There’s something that I wanted to test out for quite some time, but kept postponing until recently. Adobe Reader will ask confirmation before it retrieves a URL when a PDF document contains an action to do so. But what about the Certificate Revocation List in a signed PDF document?
When you open a signed PDF document with Adobe Reader, the signature gets checked automatically. If the signature is not OK, for example because it doesn’t chain up to a trusted root CA, revocations checks are not performed. In other words, the CRL is not downloaded:
But when I change the settings so that my root CA is trusted, the signature is considered valid and the CRL is retrieved. No warning is given to the user, it happens automatically and silently. Here is the log entry on my server:
192.168.1.1 – – [26/Apr/2013:11:33:35 -0400] “GET /root.crl HTTP/1.1” 200 709 “-” “PPKHandler”
PPKHandler is the User Agent String.
The CRL file can’t be an empty file, and must be signed by the root CA, otherwise the signature is considered invalid.
So when you open a signed PDF document with Adobe Reader, the signature is automatically checked and the CRL is silently downloaded. This is done with a request to the webserver of the commercial CA which issued the certificate (crl.adobe.com, crl.geotrust.com, …). You can change automatic checking with Preferences / Signatures / Verification.
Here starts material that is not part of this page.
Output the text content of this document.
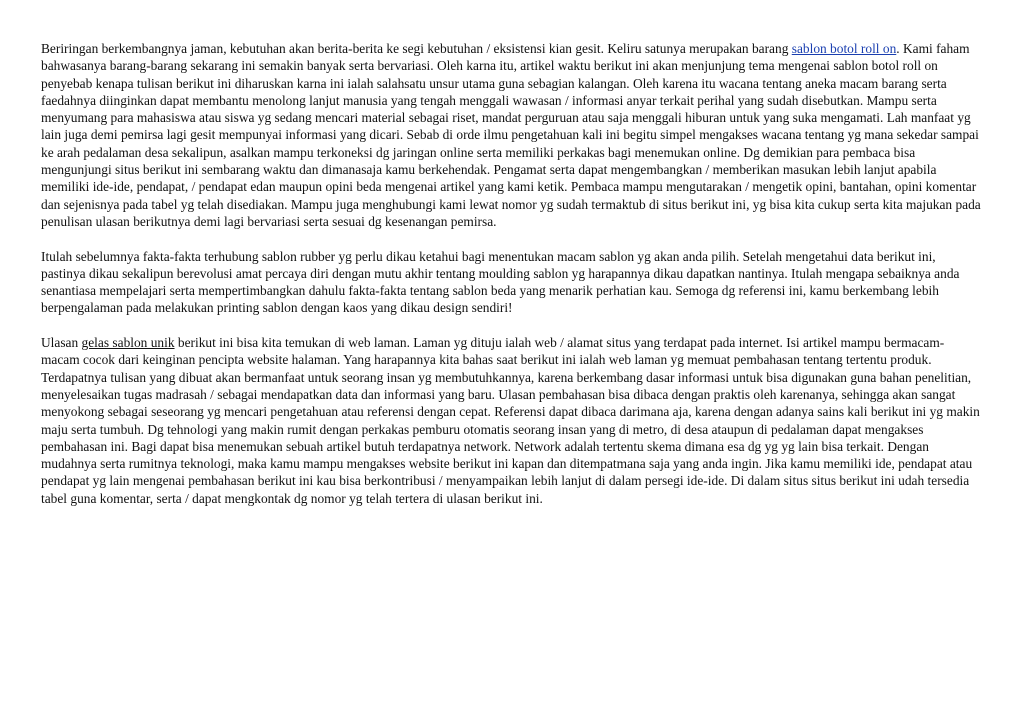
Beriringan berkembangnya jaman, kebutuhan akan berita-berita ke segi kebutuhan / eksistensi kian gesit. Keliru satunya merupakan barang sablon botol roll on. Kami faham bahwasanya barang-barang sekarang ini semakin banyak serta bervariasi. Oleh karna itu, artikel waktu berikut ini akan menjunjung tema mengenai sablon botol roll on penyebab kenapa tulisan berikut ini diharuskan karna ini ialah salahsatu unsur utama guna sebagian kalangan. Oleh karena itu wacana tentang aneka macam barang serta faedahnya diinginkan dapat membantu menolong lanjut manusia yang tengah menggali wawasan / informasi anyar terkait perihal yang sudah disebutkan. Mampu serta menyumang para mahasiswa atau siswa yg sedang mencari material sebagai riset, mandat perguruan atau saja menggali hiburan untuk yang suka mengamati. Lah manfaat yg lain juga demi pemirsa lagi gesit mempunyai informasi yang dicari. Sebab di orde ilmu pengetahuan kali ini begitu simpel mengakses wacana tentang yg mana sekedar sampai ke arah pedalaman desa sekalipun, asalkan mampu terkoneksi dg jaringan online serta memiliki perkakas bagi menemukan online. Dg demikian para pembaca bisa mengunjungi situs berikut ini sembarang waktu dan dimanasaja kamu berkehendak. Pengamat serta dapat mengembangkan / memberikan masukan lebih lanjut apabila memiliki ide-ide, pendapat, / pendapat edan maupun opini beda mengenai artikel yang kami ketik. Pembaca mampu mengutarakan / mengetik opini, bantahan, opini komentar dan sejenisnya pada tabel yg telah disediakan. Mampu juga menghubungi kami lewat nomor yg sudah termaktub di situs berikut ini, yg bisa kita cukup serta kita majukan pada penulisan ulasan berikutnya demi lagi bervariasi serta sesuai dg kesenangan pemirsa.

Itulah sebelumnya fakta-fakta terhubung sablon rubber yg perlu dikau ketahui bagi menentukan macam sablon yg akan anda pilih. Setelah mengetahui data berikut ini, pastinya dikau sekalipun berevolusi amat percaya diri dengan mutu akhir tentang moulding sablon yg harapannya dikau dapatkan nantinya. Itulah mengapa sebaiknya anda senantiasa mempelajari serta mempertimbangkan dahulu fakta-fakta tentang sablon beda yang menarik perhatian kau. Semoga dg referensi ini, kamu berkembang lebih berpengalaman pada melakukan printing sablon dengan kaos yang dikau design sendiri!

Ulasan gelas sablon unik berikut ini bisa kita temukan di web laman. Laman yg dituju ialah web / alamat situs yang terdapat pada internet. Isi artikel mampu bermacam-macam cocok dari keinginan pencipta website halaman. Yang harapannya kita bahas saat berikut ini ialah web laman yg memuat pembahasan tentang tertentu produk. Terdapatnya tulisan yang dibuat akan bermanfaat untuk seorang insan yg membutuhkannya, karena berkembang dasar informasi untuk bisa digunakan guna bahan penelitian, menyelesaikan tugas madrasah / sebagai mendapatkan data dan informasi yang baru. Ulasan pembahasan bisa dibaca dengan praktis oleh karenanya, sehingga akan sangat menyokong sebagai seseorang yg mencari pengetahuan atau referensi dengan cepat. Referensi dapat dibaca darimana aja, karena dengan adanya sains kali berikut ini yg makin maju serta tumbuh. Dg tehnologi yang makin rumit dengan perkakas pemburu otomatis seorang insan yang di metro, di desa ataupun di pedalaman dapat mengakses pembahasan ini. Bagi dapat bisa menemukan sebuah artikel butuh terdapatnya network. Network adalah tertentu skema dimana esa dg yg yg lain bisa terkait. Dengan mudahnya serta rumitnya teknologi, maka kamu mampu mengakses website berikut ini kapan dan ditempatmana saja yang anda ingin. Jika kamu memiliki ide, pendapat atau pendapat yg lain mengenai pembahasan berikut ini kau bisa berkontribusi / menyampaikan lebih lanjut di dalam persegi ide-ide. Di dalam situs situs berikut ini udah tersedia tabel guna komentar, serta / dapat mengkontak dg nomor yg telah tertera di ulasan berikut ini.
A quick check with Foxit Reader reveals it doesn’t check the signature automatically.
Thanks for testing this. I think this behavior makes sense. If you trust a root CA, you also trust their CRLs not to return anything funky. A confirmation pop-up would get in the way and decrease security (if the user cancels the action).
Comment by Richard — Tuesday 14 May 2013 @ 7:59
@Richard I’m not saying it doesn’t make sense and that you should worry about this. But sometimes people ask me if Adobe Reader makes silent connections (excluding Adobe servers). Now I can explain them when it does.
Comment by Didier Stevens — Tuesday 14 May 2013 @ 8:47
Do you know if the adobe products are proxy aware for the lookups? and if it uses the context of the current user, or (on a windows box) the computer account via the winhttp proxy settings?
Comment by altonius — Tuesday 14 May 2013 @ 17:34
@altonius Yes, Adobe Reader supports proxies. But I never had to figure out which settings it takes.
Comment by Didier Stevens — Tuesday 14 May 2013 @ 19:07
Does this method work from a browser with Adobe Reader plugin?
Comment by Alex — Sunday 19 May 2013 @ 12:38
@Alex You mean that the CRL is retrieved? Yes.